The announcement last week that Duke Energy will use the Verizon Wireless network for the Envision: Charlotte project hits a rare triple play of mentioning three hot telecommunications topics: smart grid, machine-to-machine (M2M) and Long Term Evolution (LTE).
Technically, smart grid is a subset of M2M, but the two often are considered separately. The project will link 70 buildings in the city, including those occupied by Bank of America, Wells Fargo and those owned by the city. The project, according to Reuters, will use Cisco's Building Mediator and EcoMap to link building automation systems, smart meters and other energy-monitoring and controlling devices. Duke Energy and Cisco are dividing the cost, with the energy firm picking up 80 percent.

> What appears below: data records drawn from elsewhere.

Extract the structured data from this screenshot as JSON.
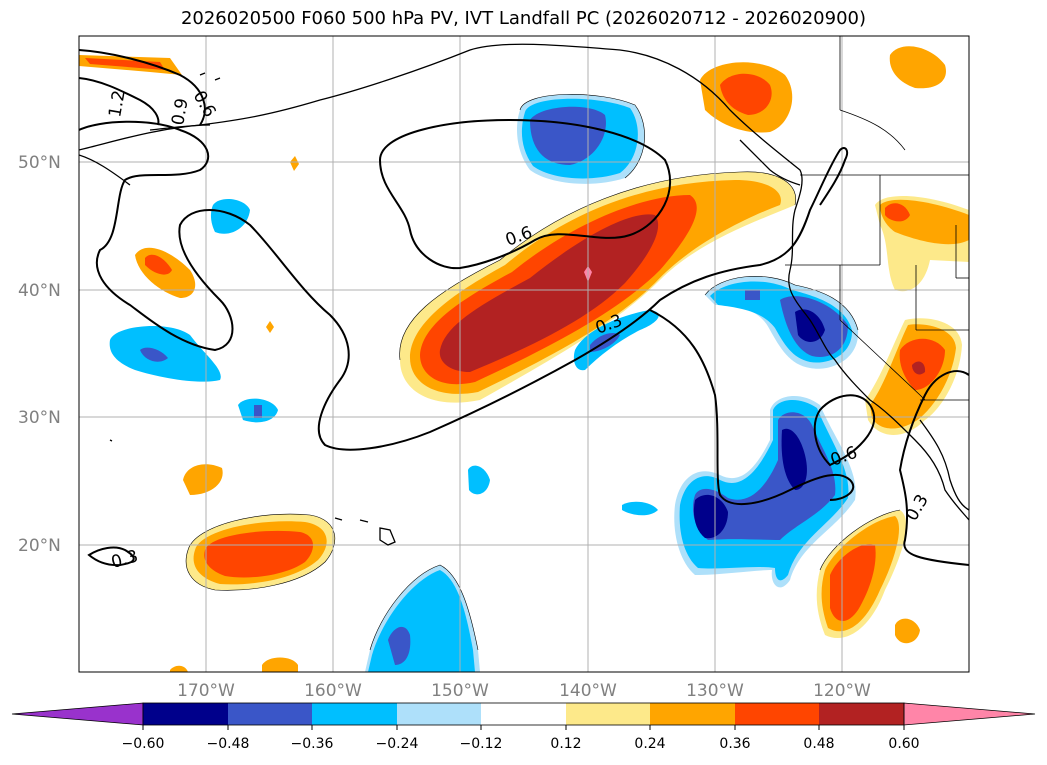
{
  "title": "2026020500 F060 500 hPa PV, IVT Landfall PC (2026020712 - 2026020900)",
  "colors": {
    "neg_060": "#9932cc",
    "neg_048": "#00008b",
    "neg_036": "#3a56c8",
    "neg_024": "#00bfff",
    "neg_012": "#aee0fa",
    "zero": "#ffffff",
    "pos_012": "#fde98a",
    "pos_024": "#ffa500",
    "pos_036": "#ff4500",
    "pos_048": "#b22222",
    "pos_060": "#ff85a8",
    "grid": "#b0b0b0",
    "axis_label": "#808080",
    "contour": "#000000"
  },
  "map": {
    "lon_labels": [
      "170°W",
      "160°W",
      "150°W",
      "140°W",
      "130°W",
      "120°W"
    ],
    "lat_labels": [
      "50°N",
      "40°N",
      "30°N",
      "20°N"
    ],
    "contour_labels": [
      "1.2",
      "0.9",
      "0.6",
      "0.6",
      "0.3",
      "0.6",
      "0.3",
      "0.3"
    ]
  },
  "colorbar": {
    "ticks": [
      "−0.60",
      "−0.48",
      "−0.36",
      "−0.24",
      "−0.12",
      "0.12",
      "0.24",
      "0.36",
      "0.48",
      "0.60"
    ]
  }
}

There is enough there to cheer any environmentally conscious individual. What's a bit surprising is the use of LTE. In many cases, M2M applications utilize slower networks simply because the data is not time-sensitive and the amount-readings and off/on commands-can be handled without employing the speed of 4G. It's unclear why Duke and Verizon Wireless went in this direction. The project was announced in conjunction with the Clinton Global Initiative, so it is possible that Verizon wants its nascent LTE service to benefit from the exposure.
Envision Charlotte isn't the only recent smart grid news. Last month, Southern California Edison deployed two data warehouse appliances from Teradata to store and serve data serving residential smart grid meters. The story notes that late last year Pike Research pegged the value of just the data analytics portion of the smart market at $4.2 billion by 2015, so many more deals are ahead.
Another recent piece of news came from IBM, though Big Blue's initiative moves beyond the bounds of smart grid itself. The release says that it focuses on water, energy management, buildings and other infrastructure elements, and uses sensors, smart grid networks, RFID tags and-like in Charlotte-4G. Initial work will be done with the Cape Fear (NC) Public Utility Authority, the City of Waterloo (Ontario), the District of Columbia Water and Sewer Authority, McMaster University and the Swiss Federal Railways.
Despite the deals, smart grid apparently can use some marketing help. Green Beat reports on the image problems the approach has encountered:
Consumers have sued PG&E and Oncor over smart meters that they felt overcharged them (both suits were found to be without merit). Consumers in Illinois have claimed smart meters cause headaches and impotency. Recently, protesters in California's West Marin County tried to block smart meter installers in an incident that resulted in two arrests. While there are plenty of industry watchers and executives who will say media reports of these snafus have blown the issue out of proportion, the incidents show there's sometimes tension between consumers and utilities when it comes to the smart grid.
A new approach, the story says, is to focus on the ways in which smart grid technology can improve consumers' lives. To date, one executive says, the main direct consumer benefit-saving some money on the power bill-hasn't proven sufficient to sway public opinion.